この本が一番いいたかったのは、涙を安売りするなということだと理解しました。「キレる」と同じように涙を流す回路のリミッターが低くなっている日本人がいるのかもしれません。そういえば、NHKの「Cool Japan」で“涙”を取り上げていたとき、日本人は泣くことが純粋でピュアなものだから隠さないし、すぐに泣きたくなると言っていました。なんでも泣くためのサークルもあるとか。泣きたい日本人がいることは確かです。私も含めて・・・。
   

大学の先生にこの本のことと、私が涙に興味があるのだということを話しました。するとお姉ちゃん先生は「私は泣かないからなのか、涙に興味をもったことはなかった。」と言いました。うへ?
泣きたい人ってなんだろ?「泣く」「涙を流す」ことはわざとすることではないのだが、そういう状況に自分をわざともっていって泣こうとする日本人がいるってことなんだよね。私を含めて。それって、やりきれない何かがいつもひっかかっていて、もう一押しして泣いちゃえってことなのかしら?

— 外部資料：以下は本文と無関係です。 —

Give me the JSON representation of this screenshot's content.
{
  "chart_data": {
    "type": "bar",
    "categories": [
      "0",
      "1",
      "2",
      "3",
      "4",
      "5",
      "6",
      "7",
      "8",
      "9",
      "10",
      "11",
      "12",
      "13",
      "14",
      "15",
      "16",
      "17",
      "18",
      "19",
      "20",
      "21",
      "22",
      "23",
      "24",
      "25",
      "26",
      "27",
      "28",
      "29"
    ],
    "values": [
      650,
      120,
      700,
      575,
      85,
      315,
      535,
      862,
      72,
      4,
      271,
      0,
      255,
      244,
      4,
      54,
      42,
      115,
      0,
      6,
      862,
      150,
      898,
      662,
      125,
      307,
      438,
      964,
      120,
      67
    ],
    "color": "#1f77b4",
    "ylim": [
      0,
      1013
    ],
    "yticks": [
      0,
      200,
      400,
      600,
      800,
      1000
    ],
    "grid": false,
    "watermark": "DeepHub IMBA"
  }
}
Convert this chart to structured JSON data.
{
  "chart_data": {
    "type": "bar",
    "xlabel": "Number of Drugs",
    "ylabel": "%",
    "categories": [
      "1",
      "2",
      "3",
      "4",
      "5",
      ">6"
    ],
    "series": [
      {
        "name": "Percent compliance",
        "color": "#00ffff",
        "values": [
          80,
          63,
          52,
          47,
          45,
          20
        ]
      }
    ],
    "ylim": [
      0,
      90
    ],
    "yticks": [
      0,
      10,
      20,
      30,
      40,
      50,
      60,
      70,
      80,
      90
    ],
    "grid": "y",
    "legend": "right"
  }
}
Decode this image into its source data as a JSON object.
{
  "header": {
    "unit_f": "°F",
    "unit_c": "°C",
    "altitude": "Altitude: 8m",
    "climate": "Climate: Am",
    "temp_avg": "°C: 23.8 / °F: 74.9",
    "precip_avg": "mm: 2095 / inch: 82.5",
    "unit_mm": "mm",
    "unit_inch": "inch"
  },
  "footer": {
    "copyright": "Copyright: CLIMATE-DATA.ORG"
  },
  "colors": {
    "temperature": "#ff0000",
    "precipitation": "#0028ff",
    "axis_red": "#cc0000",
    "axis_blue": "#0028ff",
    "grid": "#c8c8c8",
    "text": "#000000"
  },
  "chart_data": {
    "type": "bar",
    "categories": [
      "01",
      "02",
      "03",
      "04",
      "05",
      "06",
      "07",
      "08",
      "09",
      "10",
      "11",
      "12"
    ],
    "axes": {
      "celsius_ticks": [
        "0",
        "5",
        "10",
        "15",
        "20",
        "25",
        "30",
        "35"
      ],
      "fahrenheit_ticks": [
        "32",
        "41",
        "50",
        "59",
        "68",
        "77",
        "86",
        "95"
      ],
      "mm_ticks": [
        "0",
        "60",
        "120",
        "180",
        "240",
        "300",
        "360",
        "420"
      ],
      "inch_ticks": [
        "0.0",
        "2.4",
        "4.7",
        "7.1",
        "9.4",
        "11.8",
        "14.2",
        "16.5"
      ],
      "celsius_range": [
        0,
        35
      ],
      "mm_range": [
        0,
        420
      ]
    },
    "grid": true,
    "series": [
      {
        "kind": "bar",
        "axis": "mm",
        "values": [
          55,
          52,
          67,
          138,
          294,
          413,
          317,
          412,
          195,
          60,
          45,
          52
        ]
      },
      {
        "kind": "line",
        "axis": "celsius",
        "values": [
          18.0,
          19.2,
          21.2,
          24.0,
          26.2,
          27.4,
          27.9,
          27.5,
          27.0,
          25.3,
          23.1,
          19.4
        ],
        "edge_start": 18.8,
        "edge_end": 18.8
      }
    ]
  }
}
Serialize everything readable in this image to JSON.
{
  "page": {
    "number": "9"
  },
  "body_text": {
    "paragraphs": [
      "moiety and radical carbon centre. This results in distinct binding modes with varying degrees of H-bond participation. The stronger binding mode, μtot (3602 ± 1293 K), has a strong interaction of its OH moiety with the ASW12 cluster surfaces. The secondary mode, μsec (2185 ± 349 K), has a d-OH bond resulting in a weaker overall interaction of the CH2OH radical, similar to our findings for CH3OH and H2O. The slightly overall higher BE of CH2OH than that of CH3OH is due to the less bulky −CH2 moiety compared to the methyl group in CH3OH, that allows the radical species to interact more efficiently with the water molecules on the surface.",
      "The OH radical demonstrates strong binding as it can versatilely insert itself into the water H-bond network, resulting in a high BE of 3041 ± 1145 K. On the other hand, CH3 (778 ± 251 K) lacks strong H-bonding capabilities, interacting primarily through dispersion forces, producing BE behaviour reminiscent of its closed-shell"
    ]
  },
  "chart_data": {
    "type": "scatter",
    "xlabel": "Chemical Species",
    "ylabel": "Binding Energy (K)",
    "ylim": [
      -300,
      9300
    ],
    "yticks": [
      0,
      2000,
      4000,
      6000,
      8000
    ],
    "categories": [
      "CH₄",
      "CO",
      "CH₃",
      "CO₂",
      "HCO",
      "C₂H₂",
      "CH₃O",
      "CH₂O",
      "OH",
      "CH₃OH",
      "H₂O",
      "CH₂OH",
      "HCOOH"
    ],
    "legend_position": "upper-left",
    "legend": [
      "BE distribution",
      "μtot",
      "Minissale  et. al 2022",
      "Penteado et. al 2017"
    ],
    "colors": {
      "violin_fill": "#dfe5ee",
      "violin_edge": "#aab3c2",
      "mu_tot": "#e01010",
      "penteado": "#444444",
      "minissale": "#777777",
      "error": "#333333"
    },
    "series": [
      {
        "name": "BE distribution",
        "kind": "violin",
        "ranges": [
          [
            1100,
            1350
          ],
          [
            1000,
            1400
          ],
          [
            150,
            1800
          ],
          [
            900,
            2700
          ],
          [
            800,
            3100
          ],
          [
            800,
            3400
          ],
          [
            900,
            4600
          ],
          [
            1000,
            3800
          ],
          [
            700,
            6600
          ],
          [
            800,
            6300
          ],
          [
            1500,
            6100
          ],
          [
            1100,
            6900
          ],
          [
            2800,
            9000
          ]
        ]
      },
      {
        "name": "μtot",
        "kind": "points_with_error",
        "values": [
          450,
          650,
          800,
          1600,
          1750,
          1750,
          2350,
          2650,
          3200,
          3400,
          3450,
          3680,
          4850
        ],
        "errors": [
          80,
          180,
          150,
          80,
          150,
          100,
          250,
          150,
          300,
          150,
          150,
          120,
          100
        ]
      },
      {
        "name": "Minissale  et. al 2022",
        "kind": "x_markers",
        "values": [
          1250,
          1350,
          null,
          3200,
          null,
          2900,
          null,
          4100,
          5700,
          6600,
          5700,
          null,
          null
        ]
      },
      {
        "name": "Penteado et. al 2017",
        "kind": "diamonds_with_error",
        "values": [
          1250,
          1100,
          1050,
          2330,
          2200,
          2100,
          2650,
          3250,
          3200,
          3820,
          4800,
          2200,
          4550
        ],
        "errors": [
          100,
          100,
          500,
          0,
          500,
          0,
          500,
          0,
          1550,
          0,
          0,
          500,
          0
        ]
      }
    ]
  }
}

自分だけの涙を流すためには真剣に生きていかなければならない。「やるせなさ」や「やりきれなさ」に向き合わないとならない。【茂木氏】
それは、おしめが濡れて赤ちゃんが泣くというような、不快感やどうしてよいかわからない中で涙を流すという「涙のトレーニング」が必要だ。【重松氏】

現代の日本人は「やるせない」「やりきれない」不快感を発達段階であまり感じてないのかもしれません。その結果、「泣く」ことがブームになるような事態に陥っているということでしょうか。よくわかりません。
こんな言葉もありました。

泣くことはよほどのことで、「なぜ泣いたのか」を伝えることは「自分の一番大切なものを人に見せる」こと

自分の大切にしているものが非常事態になるとやるせなくなって涙が出そうになると解釈しました。そういうことかな。なんとなくモヤモヤ感が残っています。もう一度この本を読み返して、深読みしてみないとダメですね。


本日の写真はあまり記事とは関係ないですね。
タイトル下はカフェのお砂糖をドミノのように並べて撮影したものです。
次のがそのカフェで黒磯市のCafe SYOZOの店内です。
夜景は先日京都で撮影した大覚寺です。